CIEM   05476
CENTRO DE INVESTIGACION Y ESTUDIOS DE MATEMATICA
Unidad Ejecutora - UE
congresos y reuniones científicas
Título:
Determinación de patologías a partir del procesamiento digital de centellografías
Autor/es:
JUANA ARMESTO; AGUSTINA MILDENBERG; CAROLINA MALDONADO
Lugar:
Carlos Paz
Reunión:
Congreso; 7mo Congreso ALFIM & 13avo Congreso SAFIM.; 2016
Institución organizadora:
Sociedad Argentina de Fisica Médica
Resumen:
This work shows the development of an Algorithm based on Images obtained from a Myocardic Perfusion Study of a specific Patient. The Algorithm performed an automatic classification in four categories, related with the presence or not of coronary diseases suffered by the patient. These categories are: Normal, Ischemia, Heart Attack, or a combination of the last two. The development of the project demanded an interdisciplinary team, involving Bio - Images acquisition technicians, Cardiologist Physicians, from the Nuclear Service of Medicine of the Cordoba Hospital. The multidisciplinary environment added a rich point of view for the analysis of the present job.
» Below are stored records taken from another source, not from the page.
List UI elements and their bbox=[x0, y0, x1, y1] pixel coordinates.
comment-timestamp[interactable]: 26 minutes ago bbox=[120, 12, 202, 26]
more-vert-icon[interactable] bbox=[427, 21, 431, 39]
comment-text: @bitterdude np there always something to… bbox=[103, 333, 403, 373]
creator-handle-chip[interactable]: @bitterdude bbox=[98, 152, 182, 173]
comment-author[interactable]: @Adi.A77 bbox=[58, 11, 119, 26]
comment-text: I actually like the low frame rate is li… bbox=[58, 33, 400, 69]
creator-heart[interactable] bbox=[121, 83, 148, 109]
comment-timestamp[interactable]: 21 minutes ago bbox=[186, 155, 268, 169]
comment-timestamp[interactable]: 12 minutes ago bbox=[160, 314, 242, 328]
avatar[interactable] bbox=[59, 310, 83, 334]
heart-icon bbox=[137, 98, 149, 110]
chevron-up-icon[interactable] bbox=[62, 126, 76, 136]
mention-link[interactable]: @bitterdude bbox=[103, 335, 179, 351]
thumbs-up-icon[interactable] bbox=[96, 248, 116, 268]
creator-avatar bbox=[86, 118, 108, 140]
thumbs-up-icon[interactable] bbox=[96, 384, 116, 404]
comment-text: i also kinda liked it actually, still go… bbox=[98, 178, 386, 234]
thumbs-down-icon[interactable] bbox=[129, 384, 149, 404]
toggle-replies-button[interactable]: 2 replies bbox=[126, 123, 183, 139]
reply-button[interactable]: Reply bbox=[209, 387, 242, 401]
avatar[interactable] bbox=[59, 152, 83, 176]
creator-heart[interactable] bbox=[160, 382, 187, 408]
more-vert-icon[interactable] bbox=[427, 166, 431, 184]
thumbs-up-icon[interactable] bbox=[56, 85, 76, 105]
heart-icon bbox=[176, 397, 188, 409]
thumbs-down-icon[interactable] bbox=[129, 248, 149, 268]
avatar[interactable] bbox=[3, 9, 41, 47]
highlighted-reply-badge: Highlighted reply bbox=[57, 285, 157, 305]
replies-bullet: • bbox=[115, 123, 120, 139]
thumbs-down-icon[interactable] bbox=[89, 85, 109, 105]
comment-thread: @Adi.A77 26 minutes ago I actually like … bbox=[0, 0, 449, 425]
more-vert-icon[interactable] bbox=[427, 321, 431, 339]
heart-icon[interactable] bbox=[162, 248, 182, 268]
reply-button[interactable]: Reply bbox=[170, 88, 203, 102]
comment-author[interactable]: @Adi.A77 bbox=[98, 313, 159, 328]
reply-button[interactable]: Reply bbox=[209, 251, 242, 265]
The development of the algorithm, started with a Image that contains graphic representation of the Left Ventricle Short Axle, named, Polar Map. The Polar Map was acquired in relax and stress way. Both maps allowed to build of a third Map called Net Polar Map. The last map register the difference between the two original maps. The Key information was supplied by these Images, defining particular characteristics, for instance: quantity of healthy tissue and the position of cardiac illness. Lately, an Associated Vector of characteristic was built for each patient. Those vectors, allowed the classification using a Multilayer Perceptron Neural Network. The output of the Neural Network classified the type of Pathology suffered by the patient, such as: Normal, Ischemia, Heart Attack or the combination of the last two.Complementary with the Classification, the Algorithm offered additional information, detecting the position of the illness and the Coronary Artery affected. In order to identify the damaged area, a segmentation was performed, according to the Cedar Sinai Method, who divides the heart in 17 segments. Each segment has an reference at Coronary Vascular Level. The proposed algorithm was implemented in MATLAB. The neutral Network, was trained using 75 images. The validation of the net was performed with another 50 images. The database of Scintigrafic Myocardic Perfusion was obtained from a Gamma Chamber at the Cordoba Hospital. The verification of the development to determine Pathologies obtained a Global Precision Index of 86.6 % and a Kappa Index of 0.812. The determination of the Artery affected obtained 91.4% and 0.869. These indexes showed that the algorithm is valid.